If we go back to our imaginary light beam within the null universe the
distance travelled would be set, it would always be the same distance
between points no matter how many light years were crossed. Also the
traveller and outside observer would agree on the distance travelled.
Yet once space-time became distorted the distance between points A and B
would vary under certain conditions. To an outside observer the distance
between points A and B would be longer or shorter than the original
distance. Light would still take the same time to cover that distance as
it would also be distorted by the space time continuum it was passing
through. To the outside observer it would appear as if the light had
travelled a greater or lesser distance than that of the imaginary light
beam in the null universe.
It is very important to understand the distortions in space-time had on
the shape of the universe. If we imagine a cube with elastic sides as the
original Euclidean universe, then pumping the air out of such a cube would
be similar to the effect the distortions in space-time had on the
Euclidean Null universe. Now if we take this analogy further, setting off
an explosion within the cube would cause the cube to expand outwards.
Naturally the explosion would follow the line of least resistance, this
would be along the lines where the dimensions touched each other, finally
the sides would be pushed out exceeding their original perimeters.

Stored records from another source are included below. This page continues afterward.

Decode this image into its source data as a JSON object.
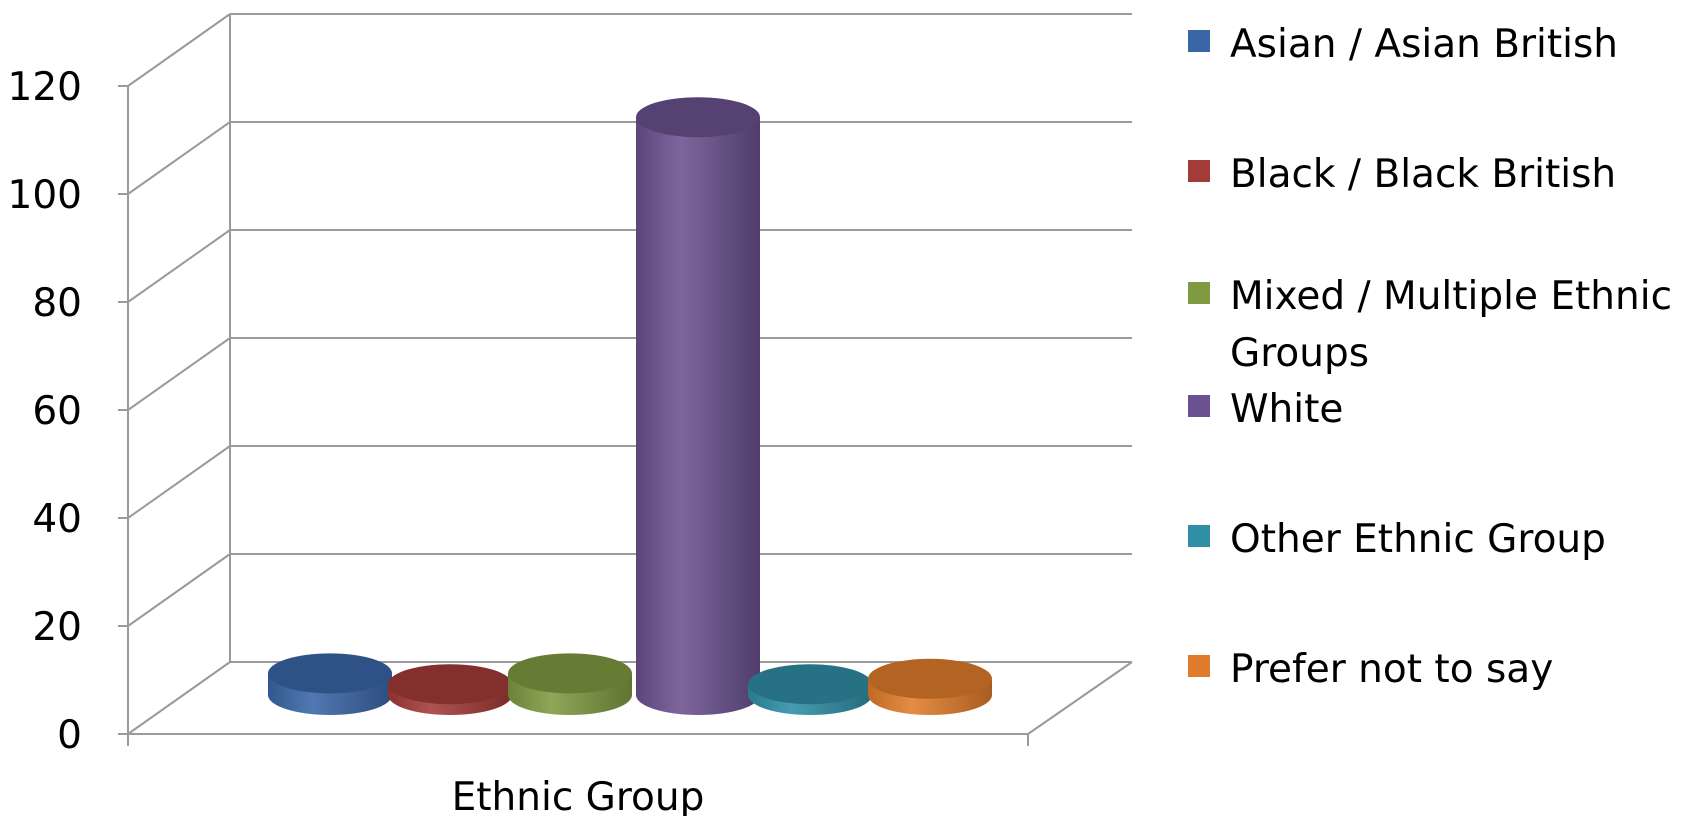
{
  "chart_data": {
    "type": "bar",
    "subtype": "3d-cylinder",
    "categories": [
      "Ethnic Group"
    ],
    "xlabel": "Ethnic Group",
    "ylabel": "",
    "title": "",
    "ylim": [
      0,
      120
    ],
    "yticks": [
      "0",
      "20",
      "40",
      "60",
      "80",
      "100",
      "120"
    ],
    "grid": true,
    "legend_position": "right",
    "series": [
      {
        "name": "Asian / Asian British",
        "values": [
          4
        ],
        "color": "#3A66A7"
      },
      {
        "name": "Black / Black British",
        "values": [
          2
        ],
        "color": "#A33B38"
      },
      {
        "name": "Mixed / Multiple Ethnic Groups",
        "values": [
          4
        ],
        "color": "#7F9A41"
      },
      {
        "name": "White",
        "values": [
          107
        ],
        "color": "#6B5190"
      },
      {
        "name": "Other Ethnic Group",
        "values": [
          2
        ],
        "color": "#2F8FA5"
      },
      {
        "name": "Prefer not to say",
        "values": [
          3
        ],
        "color": "#E07C2B"
      }
    ]
  }
}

Obviously the dimensions within the universe are much more complex. Like
everything else in a relativistic universe the dimensions are determined
by the observer.
Given that the dimensions had been condensed and distorted by the super
dense object prior to the Big Bang, I would suggest that some of the
heavier elements would be blasted through the compacted dimensions thus
appearing to travel faster than the speed of light and avoiding the
intense heat associated with the Big Bang. The effect of this would be
twofold, some of the heavier elements would avoid being broken down into
protons, electrons and the more exotic particles and it would appear that
some of the matter in the universe would be older than the apparent age of
the universe.
AFTER
THE BIG BANG.
Just prior to the Big Bang the super dense object had become highly
unstable. Apart from the tremendous pressure being built up by the intense
heat generated by the “newly” created forces it was being torn apart by
the intensely warped dimensions plus the faster time potential was outward
rather than inward. All these factors combined to cause the super dense
object to explode. As I explained
earlier
it followed the lines of least resistance, that would be where the warped
dimensions met. Also some of the heavier elements were blasted through the
compacted dimensions which allowed them to avoid being reduced to
fundamental particles in the intense heat which followed the Big Bang.
[ These heavier elements would have appeared to
have travelled faster than the speed of light.]

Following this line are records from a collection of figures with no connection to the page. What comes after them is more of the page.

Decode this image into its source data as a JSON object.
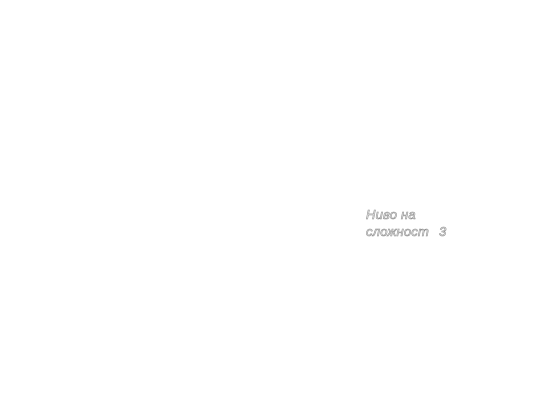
{
  "difficulty": {
    "label_line1": "Ниво на",
    "label_line2": "сложност",
    "value": "3"
  }
}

The majority of the matter and energy would have been contained within the
shell of the expanding universe and would have conformed to the laws of
relativity. It is important to realize that although the dimensions were
compacted so was the space between them, so if we imagine that two points
A and B were a light year apart in the Euclidean universe and were
compacted to be adjacent to each other in the early relativistic universe
it would still take a light year for a beam of light to travel from point
A to point B.
Time itself would be running extremely slowly in fact a substantial amount
of the early universe would be experiencing zero time as it accelerated
outward at the speed of light. The universe itself would have been
extremely hot another bar to fast time. Even so the universe would not be
uniformly hot, some points would be
marginally
cooler than others and these cooler points would experience faster time.
It would be at these cooler points that the forces of attraction would
start to take hold. As the universe expanded and started to cool these
points became more significant allowing atoms to form and eventually stars
to coalesce.
The evidence of a distortion in space-time prior to the Big Bang can be
found in the fact that most galaxies seem to align to certain planes
instead of being uniformly spread throughout the universe.